Asia-Pasifik dianggap sebagai pusat pertumbuhan ekonomi dunia dan dapat menjadi penolong bagi AS dari krisis keuangan global. Asia Pasifik memimpin 60 persen dari pertumbuhan ekonomi global termasuk untuk riset, teknologi, dan militer. Lebih dari separuh populasi dunia hidup di wilayah ini sehingga menjadi pasar yang sangat menjanjikan bagi rantai produksi global, sekaligus penyedia tenaga kerja melimpah dan murah. Asia Pasifik yang geostrategic dan memiliki bahan mentah melimpah dan siap diekploitasi. Asia sendiri telah lama dijadikan pusat system kapitalis global. Telah lebih dari empat dekade, korporasi transnasional dari negara-negara kapitalis maju telah mengalihkan produksi intensifnya ke negara-negara dengan upah rendah di Asia, seperti Indonesia. Artinya, kawasan ini memiliki seluruh potensi terbaik yang dapat menyehatkan operasi produksi korporasi/industri monopoli dan investasi kapital finansial, baik AS dan aliansinya, dan China dengan mitra ekonominya.  

Rivalitas AS dan China
Pivot Asia dimasa pemerintahan Trump meningkatkan intervensi, tekanan, provokasi di wilayah Laut China selatan, khususnya di daerah-daerah konflik perbatasan antar negara. AS megintensifkan latihan militer bersama Jepang, Filipina, dan Australia di Laut China Selatan.

China sebagai kekuatan ekonomi yang menguat berupaya menyaingi AS dengan membentuk Shanghai Co-operation Organization (SCO) sejak 2001 sebagai aliansi ekonomi, politik, militer dan keamanan bersama Rusia, Kazakhstan, Kirgizia, Tajikistan, dan Uzbekistan.  China terus meningkatkan kekuatan militer dan pertahanan, serta memperketat klaim penguasaan wilayah Laut China Selatan. Strategi ini tentunya akan menjadi politik keamanan untuk melindungi berbagai inisiatif dan investasi China, termasuk yang utama bagi berjalannya BRI di Asia Pasifik. 

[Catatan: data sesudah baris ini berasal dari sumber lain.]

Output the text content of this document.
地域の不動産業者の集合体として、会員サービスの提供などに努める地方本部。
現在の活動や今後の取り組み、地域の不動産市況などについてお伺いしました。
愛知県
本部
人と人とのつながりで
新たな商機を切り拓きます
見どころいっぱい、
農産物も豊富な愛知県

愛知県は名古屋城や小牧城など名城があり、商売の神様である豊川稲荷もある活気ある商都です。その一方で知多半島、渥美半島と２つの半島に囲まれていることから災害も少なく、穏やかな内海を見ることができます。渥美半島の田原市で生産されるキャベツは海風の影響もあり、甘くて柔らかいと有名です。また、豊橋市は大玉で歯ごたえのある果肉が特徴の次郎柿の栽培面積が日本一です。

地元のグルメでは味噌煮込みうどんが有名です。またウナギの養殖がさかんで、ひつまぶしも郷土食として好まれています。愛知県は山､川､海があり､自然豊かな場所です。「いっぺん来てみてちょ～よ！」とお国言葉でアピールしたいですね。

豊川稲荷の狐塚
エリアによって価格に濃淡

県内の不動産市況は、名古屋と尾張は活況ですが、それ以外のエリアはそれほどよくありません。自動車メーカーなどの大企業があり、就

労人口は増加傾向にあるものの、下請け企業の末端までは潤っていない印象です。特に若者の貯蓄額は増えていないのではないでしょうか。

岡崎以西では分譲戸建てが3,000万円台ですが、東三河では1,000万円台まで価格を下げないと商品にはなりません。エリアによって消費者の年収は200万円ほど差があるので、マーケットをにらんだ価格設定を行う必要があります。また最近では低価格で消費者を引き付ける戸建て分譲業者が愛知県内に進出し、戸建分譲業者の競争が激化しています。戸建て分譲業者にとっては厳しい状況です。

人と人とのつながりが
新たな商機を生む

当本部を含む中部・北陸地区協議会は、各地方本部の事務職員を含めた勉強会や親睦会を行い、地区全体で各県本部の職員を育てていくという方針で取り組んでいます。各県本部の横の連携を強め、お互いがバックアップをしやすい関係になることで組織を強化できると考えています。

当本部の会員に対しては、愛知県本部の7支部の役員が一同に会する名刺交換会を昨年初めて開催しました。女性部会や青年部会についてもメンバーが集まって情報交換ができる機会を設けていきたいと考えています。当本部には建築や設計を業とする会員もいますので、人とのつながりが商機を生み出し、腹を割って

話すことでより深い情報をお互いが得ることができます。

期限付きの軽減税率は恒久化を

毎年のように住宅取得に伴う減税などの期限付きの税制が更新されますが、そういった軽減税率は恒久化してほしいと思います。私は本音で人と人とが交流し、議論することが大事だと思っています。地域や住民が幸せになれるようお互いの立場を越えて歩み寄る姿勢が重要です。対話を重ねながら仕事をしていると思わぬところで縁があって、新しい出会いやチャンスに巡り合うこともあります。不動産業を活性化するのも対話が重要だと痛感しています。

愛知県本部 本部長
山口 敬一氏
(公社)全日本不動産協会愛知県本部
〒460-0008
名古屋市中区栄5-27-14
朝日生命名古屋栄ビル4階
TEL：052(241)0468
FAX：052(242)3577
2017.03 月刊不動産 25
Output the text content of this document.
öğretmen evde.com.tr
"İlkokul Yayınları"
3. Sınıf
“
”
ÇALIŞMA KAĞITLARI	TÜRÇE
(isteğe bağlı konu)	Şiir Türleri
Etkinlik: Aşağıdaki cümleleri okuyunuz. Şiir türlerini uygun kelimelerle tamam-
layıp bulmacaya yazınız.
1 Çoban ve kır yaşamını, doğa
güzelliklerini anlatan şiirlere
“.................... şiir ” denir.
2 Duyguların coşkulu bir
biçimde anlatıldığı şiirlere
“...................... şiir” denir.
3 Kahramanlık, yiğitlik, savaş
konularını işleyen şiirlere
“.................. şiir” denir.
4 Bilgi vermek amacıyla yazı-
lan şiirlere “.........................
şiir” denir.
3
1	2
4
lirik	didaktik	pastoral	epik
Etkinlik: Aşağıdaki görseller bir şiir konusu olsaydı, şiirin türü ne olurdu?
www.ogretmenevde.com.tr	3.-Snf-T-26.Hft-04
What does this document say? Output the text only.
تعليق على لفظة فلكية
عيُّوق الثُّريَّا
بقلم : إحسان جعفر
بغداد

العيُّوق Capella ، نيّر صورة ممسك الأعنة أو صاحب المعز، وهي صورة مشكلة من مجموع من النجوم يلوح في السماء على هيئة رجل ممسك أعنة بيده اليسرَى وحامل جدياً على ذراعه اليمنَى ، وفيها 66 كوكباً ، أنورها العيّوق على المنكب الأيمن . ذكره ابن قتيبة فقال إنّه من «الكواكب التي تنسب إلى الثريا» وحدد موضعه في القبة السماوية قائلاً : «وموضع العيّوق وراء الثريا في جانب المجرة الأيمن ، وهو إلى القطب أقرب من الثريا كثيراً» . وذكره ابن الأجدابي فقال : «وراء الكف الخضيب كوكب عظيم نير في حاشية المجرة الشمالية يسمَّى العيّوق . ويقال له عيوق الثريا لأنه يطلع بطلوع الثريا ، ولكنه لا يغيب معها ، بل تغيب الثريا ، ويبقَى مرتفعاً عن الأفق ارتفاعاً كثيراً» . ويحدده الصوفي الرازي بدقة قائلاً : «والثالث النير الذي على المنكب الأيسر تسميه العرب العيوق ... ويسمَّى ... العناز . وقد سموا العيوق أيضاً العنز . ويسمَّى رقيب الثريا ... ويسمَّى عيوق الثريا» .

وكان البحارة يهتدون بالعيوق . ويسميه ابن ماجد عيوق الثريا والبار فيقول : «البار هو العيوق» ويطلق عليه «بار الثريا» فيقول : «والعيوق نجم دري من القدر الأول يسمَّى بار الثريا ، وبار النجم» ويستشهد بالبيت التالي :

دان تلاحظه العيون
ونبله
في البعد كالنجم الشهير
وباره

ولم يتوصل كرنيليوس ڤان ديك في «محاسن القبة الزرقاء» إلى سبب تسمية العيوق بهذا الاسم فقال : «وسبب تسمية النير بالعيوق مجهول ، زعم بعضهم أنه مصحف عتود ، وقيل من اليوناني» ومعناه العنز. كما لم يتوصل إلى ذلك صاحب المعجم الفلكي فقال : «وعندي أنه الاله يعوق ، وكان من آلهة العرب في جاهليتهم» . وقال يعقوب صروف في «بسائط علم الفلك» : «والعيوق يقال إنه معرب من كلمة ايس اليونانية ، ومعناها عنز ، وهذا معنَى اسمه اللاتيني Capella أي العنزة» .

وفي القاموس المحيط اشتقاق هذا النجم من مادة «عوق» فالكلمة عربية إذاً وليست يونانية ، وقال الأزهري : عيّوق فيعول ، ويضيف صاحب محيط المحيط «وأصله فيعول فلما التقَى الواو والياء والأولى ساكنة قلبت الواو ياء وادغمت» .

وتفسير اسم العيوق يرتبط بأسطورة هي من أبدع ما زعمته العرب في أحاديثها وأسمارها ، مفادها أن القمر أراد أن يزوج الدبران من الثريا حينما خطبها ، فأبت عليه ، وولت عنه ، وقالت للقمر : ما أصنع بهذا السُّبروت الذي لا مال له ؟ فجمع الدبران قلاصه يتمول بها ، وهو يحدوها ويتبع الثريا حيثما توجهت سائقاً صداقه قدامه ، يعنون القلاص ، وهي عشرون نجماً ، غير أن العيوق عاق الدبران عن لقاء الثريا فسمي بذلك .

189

Dampaknya, rivalitas ini secara langsung telah meningkatkan konflik dan ketegangan dengan berbagai negara ASEAN seperti Vietnam, Malaysia, Filipina, Brunei, dan Indonesia. Namun, dibalik seluruh rivalitas ini, perlindungan terhadap kepentingan penguasaan ekonomi dan hegemoni di Asia Pasifik menjadi tujuan utama dimana Laut China Selatan dan Laut China Timur adalah wilayah strategis koridor perdagangan dan poros ekonomi. Baik AS dan China akan terus memastikan akumulasi keuntungan dan kapital dengan memastikan kelancaran program investasi dan kerja sama pembangunan di wilayah ini. Bagi AS, hal terpenting adalah mempertahankan dominasi ekonomi politik sekaligus menekan bangkitnya rival-rival seperti DPRK, dan China dan mitranya.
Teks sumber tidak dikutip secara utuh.